A quick google search didn't proved useful.
On
If a quadratic equation (in this case $x^2 - 3x + 4 = 0$) has no real solutions, then its value can never change sign as you input different values of $x$. And since, for any ridiculously large values of $x$, the $x^2$ term dominates the other terms (which means that the value of the entire expression has the same sign as just $ax^2$, and therefore the same sign as $a$), the entire expression must have the same sign as $a$ for any value of $x$.
On
The Polynomial: $ax^2 + bx + c$ has a unique sign if and only if $\Delta= b^2-4ac<0$
Now:
if $a>0$ and $\Delta= b^2-4ac<0$ then $ax^2 + bx + c>0$
if $a<0$ and $\Delta= b^2-4ac<0$ then $ax^2 + bx + c<0$
On
You can also tell the sign of that polynomial by "completing the square": \begin{equation*} x^2 - 3x + 4 = \left( x - \frac{3}{2} \right)^2 + \frac{7}{4}. \end{equation*} Since $x^2 - 3x + 4$ is the sum of a square and a positive number, we have $x^2 - 3x + 4 > 0$ for all $x \in \mathbb{R}$.
On
Let p(x) = a$x^2$ + bx + c
=a ($x^2$ +$b\over a$x + $c\over a$)
=a [ $x^2$ + $b\over a$x + $b^2\over (4a^2)$ - D]
= a ( perfect square - D)
Here D =$$ (discriminant)\over 4a^2$$
On
The graph of the quadratic function $y=ax^2+bx+c$ is a parabola with hands looking up $(a>0)$ or down $(a<0)$. The parabola may cut the x-axis at two points $(b^2-4ac>0)$, touch the x-axis at one point $(b^2-4ac=0)$ or not touch x-axis $(b^2-4ac<0)$.

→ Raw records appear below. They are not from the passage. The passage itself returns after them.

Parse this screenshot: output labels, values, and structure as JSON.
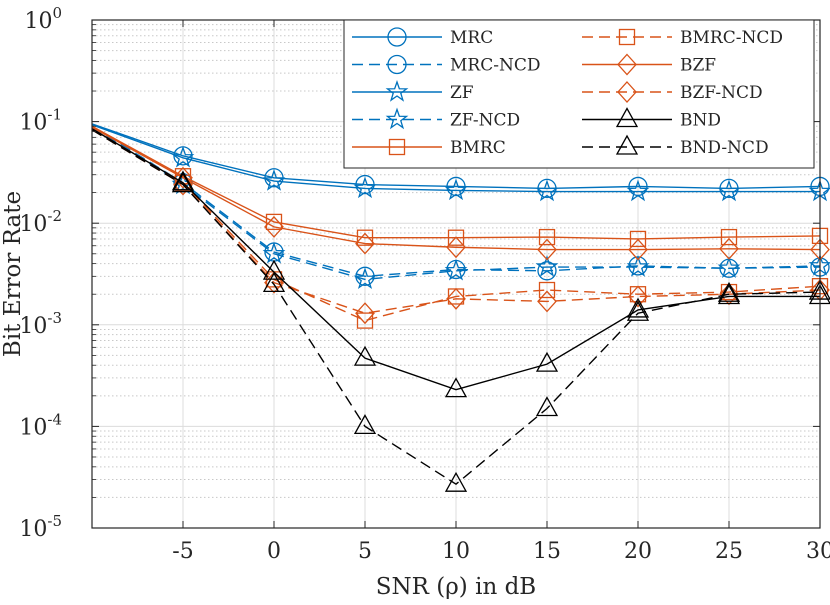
{
  "chart_data": {
    "type": "line",
    "title": "",
    "xlabel": "SNR (ρ) in dB",
    "ylabel": "Bit Error Rate",
    "xscale": "linear",
    "yscale": "log",
    "xlim": [
      -10,
      30
    ],
    "ylim": [
      1e-05,
      1
    ],
    "grid": true,
    "minor_grid": true,
    "legend_position": "top-right",
    "x_ticks": [
      -5,
      0,
      5,
      10,
      15,
      20,
      25,
      30
    ],
    "x_tick_labels": [
      "-5",
      "0",
      "5",
      "10",
      "15",
      "20",
      "25",
      "30"
    ],
    "y_ticks": [
      {
        "value": 1,
        "base": "10",
        "exp": "0"
      },
      {
        "value": 0.1,
        "base": "10",
        "exp": "-1"
      },
      {
        "value": 0.01,
        "base": "10",
        "exp": "-2"
      },
      {
        "value": 0.001,
        "base": "10",
        "exp": "-3"
      },
      {
        "value": 0.0001,
        "base": "10",
        "exp": "-4"
      },
      {
        "value": 1e-05,
        "base": "10",
        "exp": "-5"
      }
    ],
    "x": [
      -10,
      -5,
      0,
      5,
      10,
      15,
      20,
      25,
      30
    ],
    "series": [
      {
        "name": "MRC",
        "color": "#0072BD",
        "dash": "solid",
        "marker": "circle",
        "values": [
          0.095,
          0.046,
          0.028,
          0.024,
          0.023,
          0.022,
          0.023,
          0.022,
          0.023
        ]
      },
      {
        "name": "MRC-NCD",
        "color": "#0072BD",
        "dash": "dashed",
        "marker": "circle",
        "values": [
          0.09,
          0.025,
          0.0052,
          0.003,
          0.0035,
          0.0034,
          0.0038,
          0.0036,
          0.0037
        ]
      },
      {
        "name": "ZF",
        "color": "#0072BD",
        "dash": "solid",
        "marker": "star",
        "values": [
          0.093,
          0.044,
          0.026,
          0.022,
          0.021,
          0.0205,
          0.0205,
          0.0205,
          0.0205
        ]
      },
      {
        "name": "ZF-NCD",
        "color": "#0072BD",
        "dash": "dashed",
        "marker": "star",
        "values": [
          0.088,
          0.024,
          0.005,
          0.0028,
          0.0034,
          0.0037,
          0.0037,
          0.0036,
          0.0038
        ]
      },
      {
        "name": "BMRC",
        "color": "#D95319",
        "dash": "solid",
        "marker": "square",
        "values": [
          0.09,
          0.029,
          0.0103,
          0.0072,
          0.0072,
          0.0073,
          0.007,
          0.0073,
          0.0075
        ]
      },
      {
        "name": "BMRC-NCD",
        "color": "#D95319",
        "dash": "dashed",
        "marker": "square",
        "values": [
          0.085,
          0.025,
          0.0028,
          0.0011,
          0.0019,
          0.0022,
          0.002,
          0.0021,
          0.0024
        ]
      },
      {
        "name": "BZF",
        "color": "#D95319",
        "dash": "solid",
        "marker": "diamond",
        "values": [
          0.088,
          0.028,
          0.0092,
          0.0063,
          0.0058,
          0.0055,
          0.0055,
          0.0056,
          0.0055
        ]
      },
      {
        "name": "BZF-NCD",
        "color": "#D95319",
        "dash": "dashed",
        "marker": "diamond",
        "values": [
          0.083,
          0.024,
          0.0026,
          0.0013,
          0.0018,
          0.0017,
          0.0019,
          0.002,
          0.0022
        ]
      },
      {
        "name": "BND",
        "color": "#000000",
        "dash": "solid",
        "marker": "triangle",
        "values": [
          0.085,
          0.025,
          0.0033,
          0.00047,
          0.00023,
          0.00041,
          0.0014,
          0.0019,
          0.0019
        ]
      },
      {
        "name": "BND-NCD",
        "color": "#000000",
        "dash": "dashed",
        "marker": "triangle",
        "values": [
          0.083,
          0.024,
          0.0025,
          0.0001,
          2.7e-05,
          0.00015,
          0.0013,
          0.002,
          0.0021
        ]
      }
    ]
  }
}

The parabola of the quadratic function $y=x^2-3x+4$ has hands looking up $(a>0)$ and does not touch the x-axis $(b^2-4ac>0)$, implying the function's value is always positive.
If the discriminant is negative, then the polynomial does not have any root, thus its representative curve is always above or always below the $x$-axis, so it has always the same sign which is the sign of its dominating term $ax^2$.